"A 3D reconstruction of an old castle is a bridge to connect young people with their heritage"
I was born in 1992 in Jordan in a large family composed of 5 brothers and 4 sisters. I consider myself very lucky to be grown up in Jordan. As a young adult, I realized that Jordan is one of the best developing countries that continue to prove itself, given all obstacles and circumstances both economical and political that the region is facing today. Human Capital is considered the treasure the country is counting on in order to keep the progression pace. It’s an honour for me to present some qualities of what Jordanians can do.
The I AM project, supported under the ENPI CBC MED programme, is one of the best experiences I had in my whole life. I learned about it back in 2013, when I was in my last year at the Jordan University of Science and Technology (partner in the project – editor’s note). Being one of the good students at the computer information systems department, I was offered the chance to work as part of it. This opportunity was a life-changing. Throughout the project period, I followed different training sessions given by other partners from Lebanon, Tunisia, Palestine and Egypt. We also organised a practical training session to share our project deliverables.
The International Augmented Med (IAM) project focused on the application of innovative multimedia technologies in the management of cultural and natural heritage. Visitors of the project’s pilot sites were given the opportunity to rediscover various sites and monuments – such as the Library of Alexandria (Egypt), the El Khadr Greek-Orthodox church in Taybeh (Palestine), and the archaeological museum of Dar-es-Saraya in Jordan – under a new perspective thanks to the potentialities offered by 3D reconstructions, Augmented Reality installations or interactive illumination.
The start up I developed in this context, ARTour, is an Augmented Reality Application for Innovating museum and historical site visiting experiences. It acts as a bridge between the history of artifacts and monuments with our generation, replacing the current old-fashioned traditional tools such as brochures and informational panels. ARTour also acts as a tour guide that can navigate you through augmented scenes and tells you about it using your language. ARTour also serves as a tool for digital documentation for museums and historical sites. Digital documentation can be enhanced to reach a point where museums and historical sites can keep 3D digital copies of their artifacts and monuments and utilise them for other added-value services. ARTour is currently in the development phase. This important scope (Tourism and Heritage management) will need major and collaborative efforts to achieve such vision. I truly believe that ARTour might be a bridge between different civilizations and cultures thanks to tourism across the countries in the Mediterranean.
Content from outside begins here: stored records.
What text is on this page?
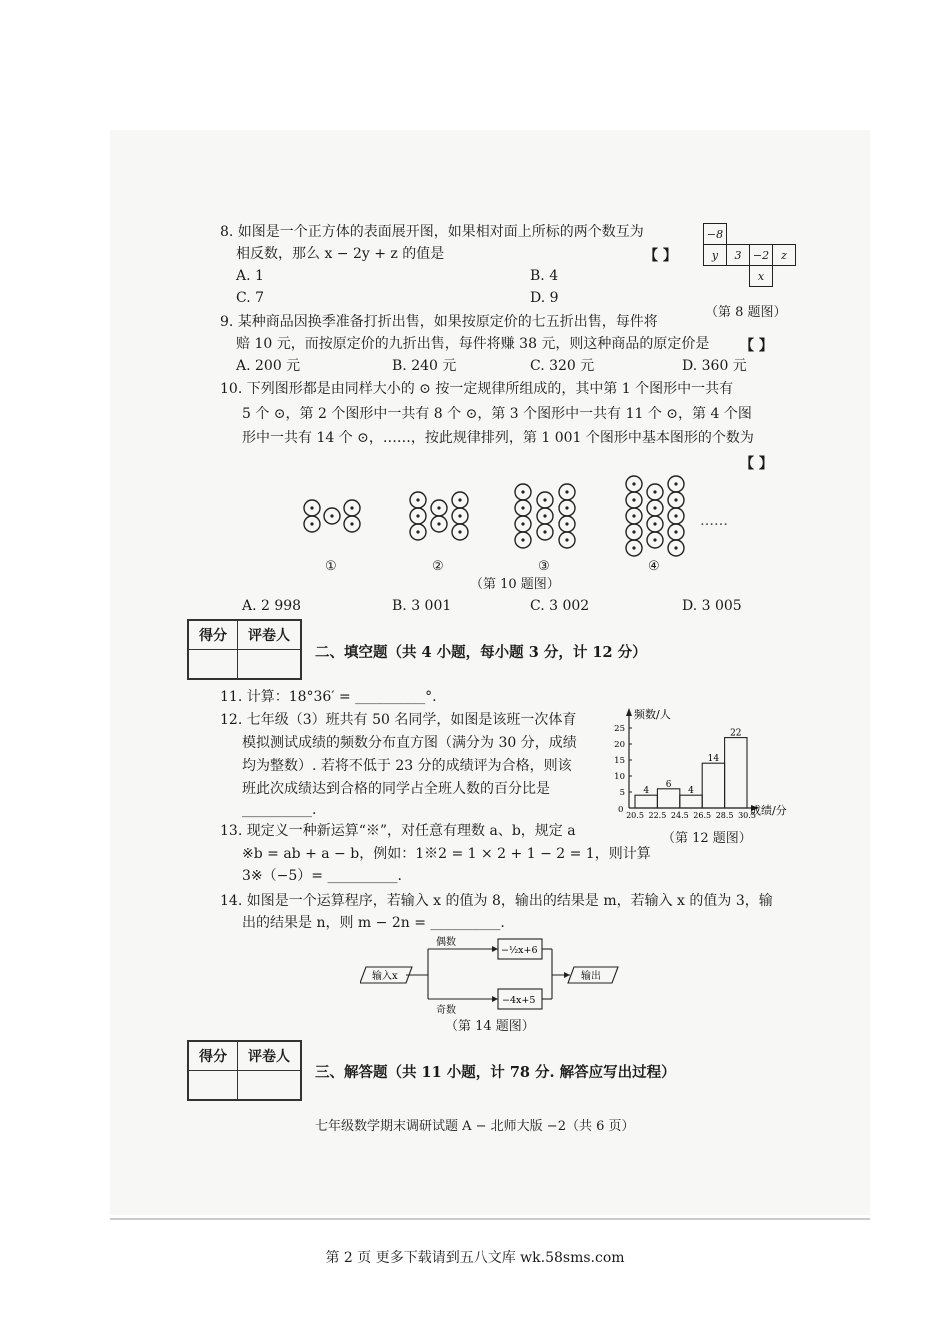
8. 如图是一个正方体的表面展开图，如果相对面上所标的两个数互为
相反数，那么 x − 2y + z 的值是	【 】
A. 1	B. 4
C. 7	D. 9
−8			
y	3	−2	z
		x	
（第 8 题图）
9. 某种商品因换季准备打折出售，如果按原定价的七五折出售，每件将
赔 10 元，而按原定价的九折出售，每件将赚 38 元，则这种商品的原定价是 【 】
A. 200 元	B. 240 元	C. 320 元	D. 360 元
10. 下列图形都是由同样大小的 ⊙ 按一定规律所组成的，其中第 1 个图形中一共有
5 个 ⊙，第 2 个图形中一共有 8 个 ⊙，第 3 个图形中一共有 11 个 ⊙，第 4 个图
形中一共有 14 个 ⊙，……，按此规律排列，第 1 001 个图形中基本图形的个数为
【 】
……
①	②	③	④
（第 10 题图）
A. 2 998	B. 3 001	C. 3 002	D. 3 005
得分	评卷人

二、填空题（共 4 小题，每小题 3 分，计 12 分）
11. 计算：18°36′ = __________°.
12. 七年级（3）班共有 50 名同学，如图是该班一次体育
模拟测试成绩的频数分布直方图（满分为 30 分，成绩
均为整数）. 若将不低于 23 分的成绩评为合格，则该
班此次成绩达到合格的同学占全班人数的百分比是
__________.
频数/人
成绩/分
0
5
10
15
20
25
4
6
4
14
22
20.5 22.5 24.5 26.5 28.5 30.5
（第 12 题图）
13. 现定义一种新运算“※”，对任意有理数 a、b，规定 a
※b = ab + a − b，例如：1※2 = 1 × 2 + 1 − 2 = 1，则计算
3※（−5）= __________.
14. 如图是一个运算程序，若输入 x 的值为 8，输出的结果是 m，若输入 x 的值为 3，输
出的结果是 n，则 m − 2n = __________.
输入x
偶数
奇数
−½x+6
−4x+5
输出
（第 14 题图）
得分	评卷人

三、解答题（共 11 小题，计 78 分. 解答应写出过程）
七年级数学期末调研试题 A − 北师大版 −2（共 6 页）
第 2 页 更多下载请到五八文库 wk.58sms.com
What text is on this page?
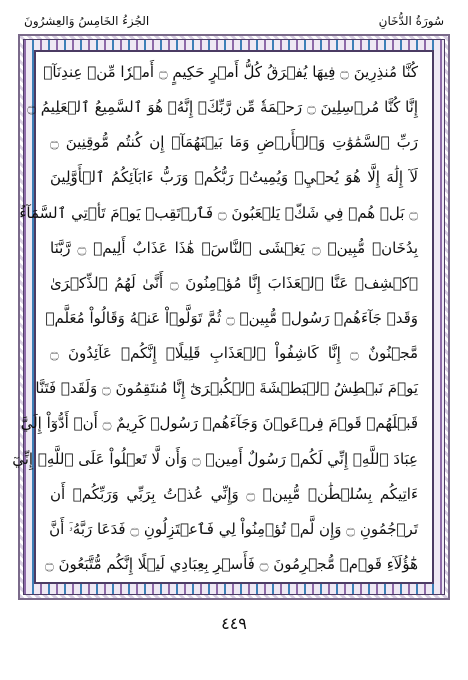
سُورَةُ الدُّخَانِ
الجُزءُ الخَامِسُ وَالعِشرُونَ
كُنَّا مُنذِرِينَ ۝ فِيهَا يُفۡرَقُ كُلُّ أَمۡرٍ حَكِيمٍ ۝ أَمۡرٗا مِّنۡ عِندِنَآۚ
إِنَّا كُنَّا مُرۡسِلِينَ ۝ رَحۡمَةٗ مِّن رَّبِّكَۚ إِنَّهُۥ هُوَ ٱلسَّمِيعُ ٱلۡعَلِيمُ ۝
رَبِّ ٱلسَّمَٰوَٰتِ وَٱلۡأَرۡضِ وَمَا بَيۡنَهُمَآۖ إِن كُنتُم مُّوقِنِينَ ۝
لَآ إِلَٰهَ إِلَّا هُوَ يُحۡيِۦ وَيُمِيتُۖ رَبُّكُمۡ وَرَبُّ ءَابَآئِكُمُ ٱلۡأَوَّلِينَ
۝ بَلۡ هُمۡ فِي شَكّٖ يَلۡعَبُونَ ۝ فَٱرۡتَقِبۡ يَوۡمَ تَأۡتِي ٱلسَّمَآءُ
بِدُخَانٖ مُّبِينٖ ۝ يَغۡشَى ٱلنَّاسَۖ هَٰذَا عَذَابٌ أَلِيمٞ ۝ رَّبَّنَا
ٱكۡشِفۡ عَنَّا ٱلۡعَذَابَ إِنَّا مُؤۡمِنُونَ ۝ أَنَّىٰ لَهُمُ ٱلذِّكۡرَىٰ
وَقَدۡ جَآءَهُمۡ رَسُولٞ مُّبِينٞ ۝ ثُمَّ تَوَلَّوۡاْ عَنۡهُ وَقَالُواْ مُعَلَّمٞ
مَّجۡنُونٌ ۝ إِنَّا كَاشِفُواْ ٱلۡعَذَابِ قَلِيلًاۚ إِنَّكُمۡ عَآئِدُونَ ۝
يَوۡمَ نَبۡطِشُ ٱلۡبَطۡشَةَ ٱلۡكُبۡرَىٰٓ إِنَّا مُنتَقِمُونَ ۝ وَلَقَدۡ فَتَنَّا
قَبۡلَهُمۡ قَوۡمَ فِرۡعَوۡنَ وَجَآءَهُمۡ رَسُولٞ كَرِيمٌ ۝ أَنۡ أَدُّوٓاْ إِلَيَّ
عِبَادَ ٱللَّهِۖ إِنِّي لَكُمۡ رَسُولٌ أَمِينٞ ۝ وَأَن لَّا تَعۡلُواْ عَلَى ٱللَّهِۖ إِنِّيٓ
ءَاتِيكُم بِسُلۡطَٰنٖ مُّبِينٖ ۝ وَإِنِّي عُذۡتُ بِرَبِّي وَرَبِّكُمۡ أَن
تَرۡجُمُونِ ۝ وَإِن لَّمۡ تُؤۡمِنُواْ لِي فَٱعۡتَزِلُونِ ۝ فَدَعَا رَبَّهُۥٓ أَنَّ
هَٰٓؤُلَآءِ قَوۡمٞ مُّجۡرِمُونَ ۝ فَأَسۡرِ بِعِبَادِي لَيۡلًا إِنَّكُم مُّتَّبَعُونَ ۝
٤٤٩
I think a programme of cooperation among the countries of the Mediterranean Sea Basin region like the ENPI CBC MED programme can make a difference for the young generation. Today, millennials are more aware and more open to learn new skills. This is crucial to survive the rate of change we’re living into.
I-projects like I AM, will have even a larger impact than it was back two years ago. These Opportunities will help sewing their careers best, or even help entrepreneurship to progress more in the region.
If you are interested to meet Jafar and hear his story live, joins us during the ENI CBC workshop at the European Week of Cities and Regions 2018! Register here:
If you want to know more about Jafar’s project, read here:
With an early passion for technology and innovation, Jafar graduated in 2014 in Computer Information Systems from the Jordan University of Science and Technology and completed his studies with a Master’s degree in Computer Science. That’s when he came across the I AM project, which gave him the opportunity to develop his idea of using cutting-edge technologies, namely augmented reality, to revitalize the ancient cultural heritage found in Jordan. Since 2016, Jafar has also started a promising career as software development director of the Jordanian startup “Audiogram”. In 2018, Jafar Albadarneh has reached the second place in the Global Innovation through Science and Technology (GIST) Tech-I competition, the annual competition for science and technology entrepreneurs from 136 emerging economies around the world, promoted by the U.S. Department of State.